Nach getaner Arbeit geht es an den Bohème-Strand.

Badverschönerung

Für heute haben wir uns das Badezimmer im Erdgeschoss vorgenommen. Tür streichen, ein neues Waschbecken setzen und die Dusche planen. Unsere Küchenplanung haben wir gestern Abend abgeschlossen, aber wir können die Teile nicht über Click und Collect bestellen. Warum? Wir brauchen erst einen Beratungstetmin in Ionnina. Warum? Keine Ahnung! Nächsten Montag haben wir einen Termin. Dann können wir hoffentlich bestellen. Wir haben ja schon öfters über Ikea Griechenland gemeckert, aber scheinbar soll diese Serie jetzt fortgesetzt werden.

Erstmal genießen wir unsere neue Couch. Beim Spaziergang trifft Uwe diese Hundemama mit ihrem Nachwuchs.

So sah das Bad vorher aus.

Für kräftige Menschen war das unpraktisch, weil man nicht zwischen Toilette und Waschbecken durchkommt und nach dem Duschen das ganze Bad unter Wasser stand. Also haben wir in Deutschland ein kleines Waschbecken gekauft und gestern beim Glaser eine Glaswand angefragt. Carmen streicht die Tür und das Fenster weiß und der braune Fliesenspiegel wird noch überklebt. Vielleicht finden wir noch eine schöne Toilette. Und dann können wir damit leben.

Abschleifen!

Die Farbe deckt nicht besonders gut, aber es wird zusehends besser.

Mona überwacht alles.

Uwe hängt das kleine Waschbecken und den neuen Spiegel auf.

Für eine Pause bleibt natürlich auch noch Zeit.

Und Uwe entdeckt immer wieder Spannendes.

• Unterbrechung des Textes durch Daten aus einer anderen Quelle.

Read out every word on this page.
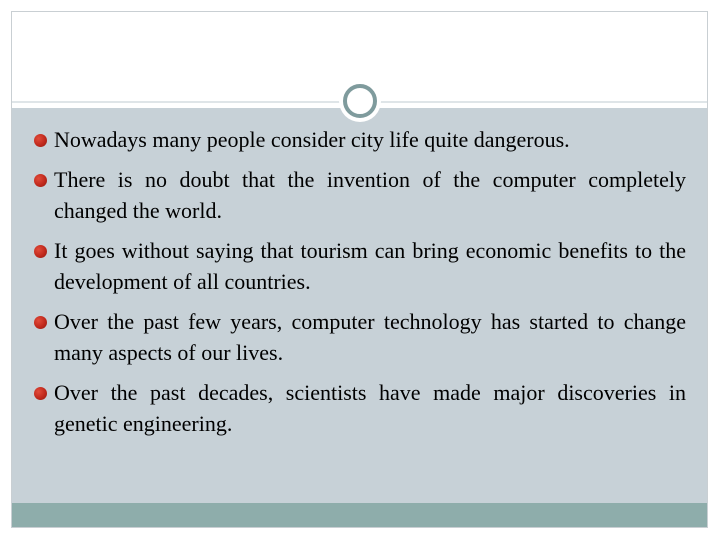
Nowadays many people consider city life quite dangerous.
There is no doubt that the invention of the computer completely changed the world.
It goes without saying that tourism can bring economic benefits to the development of all countries.
Over the past few years, computer technology has started to change many aspects of our lives.
Over the past decades, scientists have made major discoveries in genetic engineering.
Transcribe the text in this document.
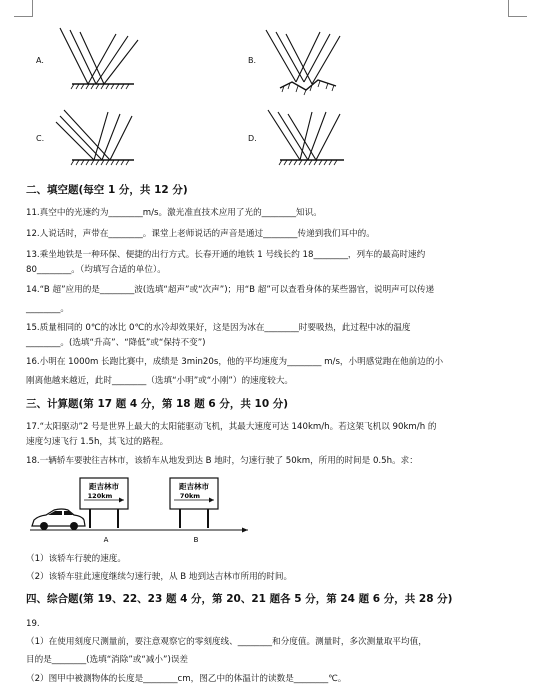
A.	B.
C.	D.
二、填空题(每空 1 分，共 12 分)
11.真空中的光速约为________m/s。激光准直技术应用了光的________知识。
12.人说话时，声带在________。课堂上老师说话的声音是通过________传递到我们耳中的。
13.乘坐地铁是一种环保、便捷的出行方式。长春开通的地铁 1 号线长约 18________，列车的最高时速约
80________。（均填写合适的单位）。
14.“B 超”应用的是________波(选填“超声”或“次声”)；用“B 超”可以查看身体的某些器官，说明声可以传递
________。
15.质量相同的 0℃的冰比 0℃的水冷却效果好，这是因为冰在________时要吸热，此过程中冰的温度
________。(选填“升高”、“降低”或“保持不变”)
16.小明在 1000m 长跑比赛中，成绩是 3min20s，他的平均速度为________ m/s，小明感觉跑在他前边的小
刚离他越来越近，此时________（选填“小明”或“小刚”）的速度较大。
三、计算题(第 17 题 4 分，第 18 题 6 分，共 10 分)
17.“太阳驱动”2 号是世界上最大的太阳能驱动飞机，其最大速度可达 140km/h。若这架飞机以 90km/h 的
速度匀速飞行 1.5h，其飞过的路程。
18.一辆轿车要驶往吉林市，该轿车从地发到达 B 地时，匀速行驶了 50km，所用的时间是 0.5h。求：
距吉林市
120km
距吉林市
70km
A	B
（1）该轿车行驶的速度。
（2）该轿车驻此速度继续匀速行驶，从 B 地到达吉林市所用的时间。
四、综合题(第 19、22、23 题 4 分，第 20、21 题各 5 分，第 24 题 6 分，共 28 分)
19.
（1）在使用刻度尺测量前，要注意观察它的零刻度线、________和分度值。测量时，多次测量取平均值，
目的是________(选填“消除”或“减小”)误差
（2）图甲中被测物体的长度是________cm，图乙中的体温计的读数是________℃。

Jetzt noch eine Glaswand vom Glaser und dann können wir es aushalten.

Obwohl die Küche noch schrecklich ist, konnte Uwe es nicht ohne die neuen Deckenstrahler aushalten.

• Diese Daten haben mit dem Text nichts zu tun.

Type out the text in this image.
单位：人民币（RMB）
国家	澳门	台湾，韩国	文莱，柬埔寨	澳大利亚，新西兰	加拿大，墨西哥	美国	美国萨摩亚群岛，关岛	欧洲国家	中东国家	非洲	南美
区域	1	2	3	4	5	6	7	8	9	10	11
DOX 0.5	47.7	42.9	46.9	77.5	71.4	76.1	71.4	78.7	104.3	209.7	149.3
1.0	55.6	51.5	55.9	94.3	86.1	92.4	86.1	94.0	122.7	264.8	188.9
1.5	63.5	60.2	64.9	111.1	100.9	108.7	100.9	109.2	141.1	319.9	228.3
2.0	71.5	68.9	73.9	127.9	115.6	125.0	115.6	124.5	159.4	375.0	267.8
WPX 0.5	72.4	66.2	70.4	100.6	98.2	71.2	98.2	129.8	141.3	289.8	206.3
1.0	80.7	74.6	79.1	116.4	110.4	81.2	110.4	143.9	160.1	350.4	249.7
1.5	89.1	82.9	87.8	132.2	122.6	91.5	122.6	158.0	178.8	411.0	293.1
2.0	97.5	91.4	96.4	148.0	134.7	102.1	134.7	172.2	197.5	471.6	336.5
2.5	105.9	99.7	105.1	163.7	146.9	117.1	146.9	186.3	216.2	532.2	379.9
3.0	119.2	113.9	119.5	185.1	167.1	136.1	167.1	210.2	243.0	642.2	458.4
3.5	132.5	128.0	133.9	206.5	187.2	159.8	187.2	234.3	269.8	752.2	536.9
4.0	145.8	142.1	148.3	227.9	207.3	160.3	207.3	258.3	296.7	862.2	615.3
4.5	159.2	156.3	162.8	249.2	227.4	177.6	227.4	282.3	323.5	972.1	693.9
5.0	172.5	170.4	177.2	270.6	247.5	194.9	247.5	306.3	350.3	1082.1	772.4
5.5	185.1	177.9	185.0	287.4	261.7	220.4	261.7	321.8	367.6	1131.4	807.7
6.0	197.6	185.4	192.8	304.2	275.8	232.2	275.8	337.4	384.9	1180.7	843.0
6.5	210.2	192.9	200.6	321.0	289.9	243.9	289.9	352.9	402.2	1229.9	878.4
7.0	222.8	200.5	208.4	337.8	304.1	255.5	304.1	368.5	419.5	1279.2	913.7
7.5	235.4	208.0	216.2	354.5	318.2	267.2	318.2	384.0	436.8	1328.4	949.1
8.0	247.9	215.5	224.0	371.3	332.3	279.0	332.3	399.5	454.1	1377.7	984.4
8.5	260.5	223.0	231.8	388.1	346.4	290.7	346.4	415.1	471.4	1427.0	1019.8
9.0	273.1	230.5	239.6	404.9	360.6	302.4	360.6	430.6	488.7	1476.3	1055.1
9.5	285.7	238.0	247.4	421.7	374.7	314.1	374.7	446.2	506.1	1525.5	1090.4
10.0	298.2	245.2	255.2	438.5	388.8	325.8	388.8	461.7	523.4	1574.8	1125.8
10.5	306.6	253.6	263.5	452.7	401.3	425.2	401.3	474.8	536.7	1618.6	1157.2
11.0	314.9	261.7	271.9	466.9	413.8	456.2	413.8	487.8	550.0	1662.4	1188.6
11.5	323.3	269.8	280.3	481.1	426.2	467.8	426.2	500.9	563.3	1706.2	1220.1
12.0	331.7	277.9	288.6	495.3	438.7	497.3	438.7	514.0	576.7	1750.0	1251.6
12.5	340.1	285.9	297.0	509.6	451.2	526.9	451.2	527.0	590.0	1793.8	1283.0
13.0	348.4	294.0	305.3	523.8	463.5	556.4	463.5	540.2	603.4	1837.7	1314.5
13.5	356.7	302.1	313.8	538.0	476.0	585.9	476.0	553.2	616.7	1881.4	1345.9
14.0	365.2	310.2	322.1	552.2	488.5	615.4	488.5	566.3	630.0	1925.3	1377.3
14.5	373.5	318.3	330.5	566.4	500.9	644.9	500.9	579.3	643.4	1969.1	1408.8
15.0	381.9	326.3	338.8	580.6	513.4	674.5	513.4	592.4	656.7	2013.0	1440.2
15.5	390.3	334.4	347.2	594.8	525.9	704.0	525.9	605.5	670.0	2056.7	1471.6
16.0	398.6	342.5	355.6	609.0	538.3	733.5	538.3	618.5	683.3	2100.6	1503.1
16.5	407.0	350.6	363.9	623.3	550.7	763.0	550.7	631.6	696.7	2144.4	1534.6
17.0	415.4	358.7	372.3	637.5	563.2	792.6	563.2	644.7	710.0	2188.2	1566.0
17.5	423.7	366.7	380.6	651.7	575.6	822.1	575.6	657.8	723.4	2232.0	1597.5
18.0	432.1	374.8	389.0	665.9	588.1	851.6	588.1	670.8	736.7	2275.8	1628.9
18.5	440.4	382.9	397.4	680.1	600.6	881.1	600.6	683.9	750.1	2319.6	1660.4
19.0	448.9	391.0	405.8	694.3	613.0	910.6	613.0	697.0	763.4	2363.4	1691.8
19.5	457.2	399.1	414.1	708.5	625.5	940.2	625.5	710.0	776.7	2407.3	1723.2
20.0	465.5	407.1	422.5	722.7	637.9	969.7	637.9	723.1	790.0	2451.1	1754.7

Das meiste Material, das wir dabei hatten, ist jetzt schon eingebaut. Ein Waschbecken fehlt noch und auch die Satellitenschüssel muss noch montiert werden. Für die Klapplädenfeststeller lassen wir uns Zeit, wir müssen ja auch im Winter noch etwas zu tun haben.

Zum Tagesabschluss drehen wir noch eine Runde durch den Ort und den Hafen.

Der Stadtstrand von Koronisia ist extrem seicht, ideal zum buddeln und spielen.

Wir setzen uns in den Hafen und treffen unseren fischenden Gärtner Dimitrios.

Es bläst ordentlich, aber die Frisur sitzt…..

Natürlich müssen wir noch in die Strandkneipe Cafe Kyma, denn dort liegt unsere Post, Hauszustellung gibt es hier nicht.

Das mit der Strandkneipe und der Post ist praktisch man kann dann gleich noch einen Sundowner genießen.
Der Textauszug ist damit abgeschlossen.